"Les centrales nucléaires ne sont pas éternelles (...) et il est nécessaire d'anticiper". Bernard Doroszczuk, le président de l'Autorité de sûreté nucléaire (ASN), auditionné, ce jeudi 27 mai, par l'Office parlementaire d'évaluation des choix scientifiques et technologiques (OPECST) a tiré la sonnette d'alarme, à l'occasion de la remise de son rapport annuel.
Le chef de l'autorité de sûreté nucléaire a insisté sur un point de vigilance en particulier : celui de la prolongation, au-delà de 50 ans, des plus vieux réacteurs français. En début d'année, l'autorité a donné son feu vert pour une prolongation de la durée de vie des 32 réacteurs tricolores de 900 MW, de 40 à 50 ans. En revanche, l'ASN ne s'est pas prononcée sur une prolongation au-delà de ces dix années supplémentaires. Or, la tenue des cuves des réacteurs concernés (où se produit la réaction en chaîne produisant de la chaleur) est un sujet très sensible et décisif pour la suite.

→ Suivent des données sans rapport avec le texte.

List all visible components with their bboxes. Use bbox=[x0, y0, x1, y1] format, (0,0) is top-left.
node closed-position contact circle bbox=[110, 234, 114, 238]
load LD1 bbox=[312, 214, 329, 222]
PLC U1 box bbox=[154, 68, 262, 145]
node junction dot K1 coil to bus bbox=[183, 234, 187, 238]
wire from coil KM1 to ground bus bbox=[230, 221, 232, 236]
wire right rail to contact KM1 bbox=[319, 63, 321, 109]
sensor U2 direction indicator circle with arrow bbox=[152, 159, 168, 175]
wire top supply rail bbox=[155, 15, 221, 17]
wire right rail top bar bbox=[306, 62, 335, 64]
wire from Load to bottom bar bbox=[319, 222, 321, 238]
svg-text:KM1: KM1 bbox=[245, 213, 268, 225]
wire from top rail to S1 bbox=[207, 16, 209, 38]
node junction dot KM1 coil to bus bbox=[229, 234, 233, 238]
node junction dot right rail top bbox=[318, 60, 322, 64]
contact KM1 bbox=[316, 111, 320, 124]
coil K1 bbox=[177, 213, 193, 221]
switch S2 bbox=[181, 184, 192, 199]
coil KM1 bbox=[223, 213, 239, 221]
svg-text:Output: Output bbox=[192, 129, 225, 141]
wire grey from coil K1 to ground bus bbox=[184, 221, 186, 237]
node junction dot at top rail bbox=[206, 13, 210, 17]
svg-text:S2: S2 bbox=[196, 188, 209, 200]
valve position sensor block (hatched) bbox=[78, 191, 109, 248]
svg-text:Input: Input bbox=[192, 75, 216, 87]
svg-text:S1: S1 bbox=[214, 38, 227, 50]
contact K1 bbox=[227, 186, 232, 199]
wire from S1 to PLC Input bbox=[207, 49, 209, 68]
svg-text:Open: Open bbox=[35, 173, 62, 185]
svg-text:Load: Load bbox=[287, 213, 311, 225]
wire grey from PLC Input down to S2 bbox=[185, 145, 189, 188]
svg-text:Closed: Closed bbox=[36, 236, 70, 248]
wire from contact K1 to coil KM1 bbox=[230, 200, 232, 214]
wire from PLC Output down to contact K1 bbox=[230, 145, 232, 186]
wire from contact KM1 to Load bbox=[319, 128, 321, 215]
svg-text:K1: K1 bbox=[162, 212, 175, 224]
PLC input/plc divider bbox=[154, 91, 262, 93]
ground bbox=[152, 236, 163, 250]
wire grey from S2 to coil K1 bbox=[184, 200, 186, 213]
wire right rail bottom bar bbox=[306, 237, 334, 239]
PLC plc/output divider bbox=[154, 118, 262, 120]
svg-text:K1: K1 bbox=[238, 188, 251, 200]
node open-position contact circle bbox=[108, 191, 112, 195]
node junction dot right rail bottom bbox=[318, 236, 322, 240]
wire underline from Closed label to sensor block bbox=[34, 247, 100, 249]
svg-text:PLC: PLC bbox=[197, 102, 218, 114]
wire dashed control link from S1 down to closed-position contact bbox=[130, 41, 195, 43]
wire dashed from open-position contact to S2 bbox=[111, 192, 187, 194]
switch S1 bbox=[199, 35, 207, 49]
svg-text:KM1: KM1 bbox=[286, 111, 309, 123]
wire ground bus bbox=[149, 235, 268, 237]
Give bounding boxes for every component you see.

L'usure des cuves, un point critique
"La tenue des cuves est un élément déterminant pour la durée de vie des réacteurs. Le métal des cuves est exposé au rayonnement et les caractéristiques mécaniques de ce métal s'affaiblissent au fil du temps", a expliqué Bernard Doroszczuk.

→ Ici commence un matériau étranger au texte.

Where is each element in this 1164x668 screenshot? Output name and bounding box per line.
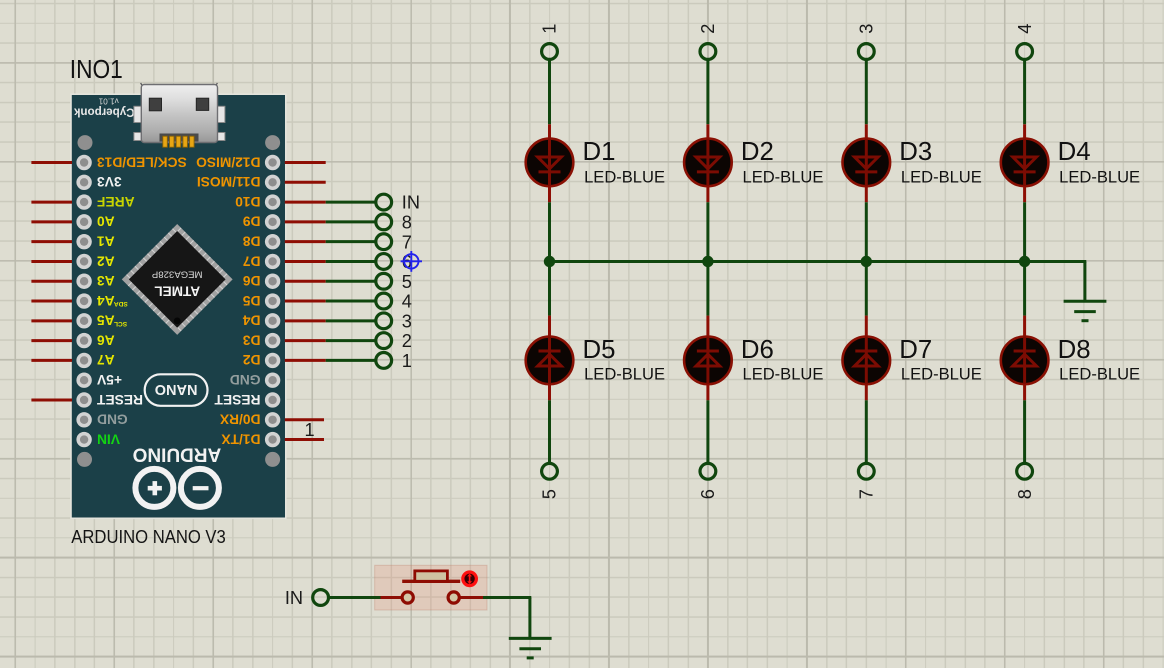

EDF a, certes, fourni un certain nombre de justifications probantes quant à la tenue de ces cuves pour un prolongement de 40 à 50 ans, mais nous "n'avons pas d'éléments pour nous positionner au-delà de 50 ans", a souligné le patron de l'ASN.

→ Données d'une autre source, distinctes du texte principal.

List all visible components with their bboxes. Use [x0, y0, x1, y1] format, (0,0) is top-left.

"Le point principal de préoccupation, c'est celui de l'horizon 2040, qui correspond au moment où la durée de fonctionnement des réacteurs atteindra entre 50 et 60 ans. Si les perspectives de développement de nouvelles capacités de production n'étaient pas au rendez-vous et si les gains en termes d'efficacité énergétique n'étaient pas suffisants, la tentation serait de vouloir prolonger la durée d'exploitation des réacteurs en service pour disposer d'un socle de production d'électricité pilotable et décarbonée suffisant. Or, rien ne permet aujourd'hui de garantir que ce sera possible" a alerté Bernard Doroszczuk.
Anticiper pour ne pas subir
Le président de l'ASN a notamment signalé qu'une dizaine de cuves des réacteurs concernés étaient affectées de défauts d'origine, des microfissures, qui n'ont toutefois pas évolué depuis leur constatation initiale. Il a aussi rappelé qu'un certain nombre de réacteurs ne disposaient que de très peu de marge pour un fonctionnement au-delà des 50 ans.
Selon lui, il est donc absolument nécessaire d'anticiper la décision de la prolongation, ou non, du fonctionnement de ces réacteurs "pour ne pas que ce soit une décision que l'on subit le moment venu". "Et compte tenu des délais nécessaires pour prendre cette décision, il conviendrait de poser dès à présent la question de la durée des réacteurs en fonctionnement", estime l'autorité de sûreté.
Une des pistes permettant de ralentir la dégradation des caractéristiques mécaniques des cuves consisterait à une meilleure gestion du combustible pour réduire l'exposition du métal de la cuve à travers le temps. "C'est un sujet que nous n'avons pas encore exploré en France", précise toutefois Bernard Doroszczuk.
Selon l'ASN, EDF doit prendre en compte la question de l'usure des cuves dans le choix des douze réacteurs de 900 MW qui devront être arrêtés entre 2028 et 2035, dans le cadre de la PPE (programmation pluriannuelle de l'énergie), qui prévoit de réduire la part du nucléaire dans le mix énergétique de la France. "Il faut se pencher à fond sur le sujet", a insisté Bernard Doroszczuk.
Gestion des déchets et pic d'activité industrielle
L'ASN a également alerté les parlementaires sur la nécessaire anticipation de la gestion des déchets radioactifs alors que la capacité de stockage des déchets très faiblement radioactifs pourrait arriver à saturation entre 2028 et 2035. La question de la valorisation, ou non, de certains déchets métalliques doit être tranchée, a estimé le gendarme nucléaire. Cette valorisation permettrait alors de réduire le volume final de déchets à stocker.
A plus court terme, le gendarme du nucléaire a également émis un point de vigilance sur la capacité industrielle d'EDF à faire face aux travaux à venir. L'ASN anticipe, en effet, une montée en puissance des travaux dès cette année avec quatre examens de sûreté à réaliser dans le cadre des visites décennales des réacteurs dont le 40ème anniversaire approche, puis un pic d'activité industrielle en 2026.
"La charge de travail du génie civil et du contrôle-commande sera multipliée par trois dans les cinq à années à venir. Et, dans le secteur de la mécanique, cette charge sera multipliée par au moins six", a prévenu son patron.